Мифф послала воздушный поцелуй через железную решетку вслед Дэвиду, возвращавшемуся в мрачную тишину тюремного склепа с заживо погребенными в нем людьми.
Глава X
В последующие за визитом Мифф недели Дэвида так засосали будни тюремной жизни, что она потеряла для него всякий интерес.
И, однако, он твердо знал, что уже никогда не забудет звона ключей и лязга дверей при обходе надзирателей, запиравших камеры на ночь или открывавших их утром. Знал, что никогда не забудет и жалких человеческих существ в одинаковой тускло-коричневой одежде, выстроившихся на поверку в тюремном дворе; не забудет окриков и резких грубых приказаний — приказаний, повинуясь которым человек со временем отвыкал думать. Приказания исполнялись чисто автоматически, и требовалось огромное усилие воли, чтобы прийти к какому-нибудь самостоятельному решению.
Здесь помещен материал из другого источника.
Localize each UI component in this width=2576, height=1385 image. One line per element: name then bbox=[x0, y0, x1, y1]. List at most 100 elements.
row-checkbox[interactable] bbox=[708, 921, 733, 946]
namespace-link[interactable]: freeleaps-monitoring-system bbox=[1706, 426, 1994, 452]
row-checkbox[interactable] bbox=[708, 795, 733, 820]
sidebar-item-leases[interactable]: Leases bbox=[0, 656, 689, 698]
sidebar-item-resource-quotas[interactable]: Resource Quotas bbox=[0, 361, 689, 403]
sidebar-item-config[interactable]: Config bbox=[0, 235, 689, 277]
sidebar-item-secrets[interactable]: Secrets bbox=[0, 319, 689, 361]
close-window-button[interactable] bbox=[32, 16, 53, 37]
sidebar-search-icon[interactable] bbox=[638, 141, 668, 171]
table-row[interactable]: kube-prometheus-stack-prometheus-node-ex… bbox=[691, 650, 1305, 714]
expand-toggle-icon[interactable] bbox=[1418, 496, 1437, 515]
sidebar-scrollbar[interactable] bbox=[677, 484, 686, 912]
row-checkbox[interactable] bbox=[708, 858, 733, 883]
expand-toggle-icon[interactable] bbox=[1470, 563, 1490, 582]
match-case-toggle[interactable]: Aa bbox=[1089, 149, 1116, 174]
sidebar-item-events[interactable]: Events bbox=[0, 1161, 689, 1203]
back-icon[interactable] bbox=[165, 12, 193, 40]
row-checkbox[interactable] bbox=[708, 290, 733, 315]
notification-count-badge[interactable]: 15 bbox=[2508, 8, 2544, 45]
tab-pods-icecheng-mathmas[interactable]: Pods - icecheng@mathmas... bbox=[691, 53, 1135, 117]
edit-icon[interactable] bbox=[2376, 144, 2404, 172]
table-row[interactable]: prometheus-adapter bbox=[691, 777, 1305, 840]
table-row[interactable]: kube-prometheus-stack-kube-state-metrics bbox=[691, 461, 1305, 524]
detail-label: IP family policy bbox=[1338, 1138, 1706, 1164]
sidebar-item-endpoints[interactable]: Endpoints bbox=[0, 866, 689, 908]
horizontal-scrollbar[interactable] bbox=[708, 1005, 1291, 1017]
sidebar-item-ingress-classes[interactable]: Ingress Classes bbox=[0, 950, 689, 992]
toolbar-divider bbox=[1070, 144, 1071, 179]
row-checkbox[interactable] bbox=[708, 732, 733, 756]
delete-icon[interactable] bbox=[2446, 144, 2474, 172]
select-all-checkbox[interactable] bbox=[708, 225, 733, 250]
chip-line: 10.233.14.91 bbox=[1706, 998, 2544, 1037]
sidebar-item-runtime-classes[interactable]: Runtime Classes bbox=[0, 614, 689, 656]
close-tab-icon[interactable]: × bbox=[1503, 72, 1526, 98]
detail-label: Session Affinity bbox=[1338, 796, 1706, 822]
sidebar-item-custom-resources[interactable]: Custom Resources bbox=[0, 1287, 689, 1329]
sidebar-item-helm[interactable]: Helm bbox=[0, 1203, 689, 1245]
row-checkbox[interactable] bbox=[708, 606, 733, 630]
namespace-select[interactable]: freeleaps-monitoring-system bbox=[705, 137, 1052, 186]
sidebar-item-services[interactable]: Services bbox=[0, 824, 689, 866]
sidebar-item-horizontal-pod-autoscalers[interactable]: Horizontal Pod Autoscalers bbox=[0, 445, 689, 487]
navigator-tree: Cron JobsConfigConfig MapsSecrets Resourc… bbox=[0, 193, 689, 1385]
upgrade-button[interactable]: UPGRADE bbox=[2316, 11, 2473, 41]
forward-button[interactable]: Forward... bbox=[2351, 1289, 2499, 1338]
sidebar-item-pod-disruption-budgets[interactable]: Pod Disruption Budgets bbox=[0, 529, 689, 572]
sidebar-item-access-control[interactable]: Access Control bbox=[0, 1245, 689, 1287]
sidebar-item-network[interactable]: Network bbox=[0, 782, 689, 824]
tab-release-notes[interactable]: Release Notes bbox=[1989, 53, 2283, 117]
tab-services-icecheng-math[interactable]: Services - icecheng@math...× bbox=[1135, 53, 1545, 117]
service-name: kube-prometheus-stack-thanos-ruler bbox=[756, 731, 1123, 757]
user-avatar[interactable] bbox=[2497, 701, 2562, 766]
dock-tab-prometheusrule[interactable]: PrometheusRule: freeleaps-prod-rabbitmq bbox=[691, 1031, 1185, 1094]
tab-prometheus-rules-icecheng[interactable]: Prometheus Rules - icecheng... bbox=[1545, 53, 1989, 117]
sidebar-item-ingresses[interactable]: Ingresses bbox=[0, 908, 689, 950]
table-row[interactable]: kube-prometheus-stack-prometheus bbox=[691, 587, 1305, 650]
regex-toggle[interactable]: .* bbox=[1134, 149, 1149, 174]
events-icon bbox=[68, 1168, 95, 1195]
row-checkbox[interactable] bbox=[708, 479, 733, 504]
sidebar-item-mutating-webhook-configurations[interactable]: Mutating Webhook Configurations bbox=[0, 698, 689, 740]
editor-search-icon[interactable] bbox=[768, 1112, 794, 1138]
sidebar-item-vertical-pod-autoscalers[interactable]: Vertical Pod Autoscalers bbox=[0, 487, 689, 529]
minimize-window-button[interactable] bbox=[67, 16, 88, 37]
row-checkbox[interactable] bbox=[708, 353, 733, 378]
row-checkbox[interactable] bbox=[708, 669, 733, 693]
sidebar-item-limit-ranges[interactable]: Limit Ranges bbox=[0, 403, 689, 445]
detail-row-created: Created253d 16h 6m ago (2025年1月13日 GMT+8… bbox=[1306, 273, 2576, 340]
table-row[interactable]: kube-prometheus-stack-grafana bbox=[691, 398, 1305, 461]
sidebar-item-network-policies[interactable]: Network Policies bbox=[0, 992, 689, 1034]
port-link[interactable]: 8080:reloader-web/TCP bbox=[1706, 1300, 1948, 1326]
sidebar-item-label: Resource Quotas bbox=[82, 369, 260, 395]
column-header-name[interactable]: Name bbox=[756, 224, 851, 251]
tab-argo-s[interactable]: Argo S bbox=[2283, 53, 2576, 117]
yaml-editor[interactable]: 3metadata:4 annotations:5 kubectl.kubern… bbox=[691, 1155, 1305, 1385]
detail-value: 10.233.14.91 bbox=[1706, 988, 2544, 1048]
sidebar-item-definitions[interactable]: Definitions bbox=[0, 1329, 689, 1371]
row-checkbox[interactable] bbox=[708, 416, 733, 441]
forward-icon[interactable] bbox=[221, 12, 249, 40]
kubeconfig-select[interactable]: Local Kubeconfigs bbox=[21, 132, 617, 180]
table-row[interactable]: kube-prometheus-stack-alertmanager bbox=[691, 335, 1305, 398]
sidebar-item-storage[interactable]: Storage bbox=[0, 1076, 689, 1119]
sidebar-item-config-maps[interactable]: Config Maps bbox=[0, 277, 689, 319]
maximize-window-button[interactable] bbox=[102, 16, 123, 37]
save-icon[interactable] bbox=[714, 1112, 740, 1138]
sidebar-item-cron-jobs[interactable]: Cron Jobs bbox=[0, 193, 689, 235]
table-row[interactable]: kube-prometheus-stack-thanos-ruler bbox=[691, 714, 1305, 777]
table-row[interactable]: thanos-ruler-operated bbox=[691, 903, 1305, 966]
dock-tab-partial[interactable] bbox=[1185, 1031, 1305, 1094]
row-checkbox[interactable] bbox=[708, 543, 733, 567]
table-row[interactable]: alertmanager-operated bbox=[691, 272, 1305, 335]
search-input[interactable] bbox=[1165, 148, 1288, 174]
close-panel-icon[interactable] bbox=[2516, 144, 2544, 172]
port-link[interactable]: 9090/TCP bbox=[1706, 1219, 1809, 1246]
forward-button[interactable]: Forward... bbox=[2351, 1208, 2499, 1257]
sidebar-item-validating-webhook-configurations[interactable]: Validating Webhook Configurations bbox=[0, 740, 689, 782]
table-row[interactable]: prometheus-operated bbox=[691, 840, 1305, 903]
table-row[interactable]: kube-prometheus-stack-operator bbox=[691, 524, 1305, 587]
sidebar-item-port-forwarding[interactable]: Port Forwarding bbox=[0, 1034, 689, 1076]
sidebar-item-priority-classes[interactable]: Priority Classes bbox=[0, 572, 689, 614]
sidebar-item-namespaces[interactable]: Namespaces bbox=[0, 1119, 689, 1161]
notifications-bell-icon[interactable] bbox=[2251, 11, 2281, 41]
Только немногие сильные духом люди оставались несломленными после долгих лет тюремного заточения.
Дэвид понял, что достаточно нескольких месяцев, даже недель, чтобы человеком овладела полная апатия. Лишь напряжением воли удавалось ему сохранить ясность и гибкость ума, сосредоточиться на цели, которую он поставил себе в жизни.
Слепое повиновение, достигавшееся при помощи системы наказаний, коварно вело к установлению контроля над мыслями заключенных. Но если человек был одержим великой целью или идеей, этот метод не срабатывал. Дэвид хорошо знал, что у политических заключенных, на многие годы упрятанных за решетку, хватало сил из-за тюремных стен вдохновлять и направлять массы.
Дэвид сознавал, что в первые недели заключения недостаточно активно противостоял окружающей среде, нал духом, поддавшись жалости к самому себе, придя к ироничному и грустному выводу, что сама судьба против него. Но, будучи сам себе и судом присяжных, и главным судией, он начисто отмел предположение, что пребывание в тюрьме может хоть как-то ослабить его волю и подорвать способность к самостоятельному мышлению.
По мере приближения дня открытия Конгресса, его воля и способность к самостоятельному мышлению росли и крепли. Он ждал этого дня в уверенности, что Конгресс неминуемо вызовет интерес и энтузиазм, которые найдут отклик в самых широких кругах населения, что и приведет в конце концов к международному сотрудничеству во имя мира и разоружения. И тем горше было сознавать, что сам он стоит в стороне от напряженной подготовки к этому великому форуму, ради созыва которого он в свое время немало поработал.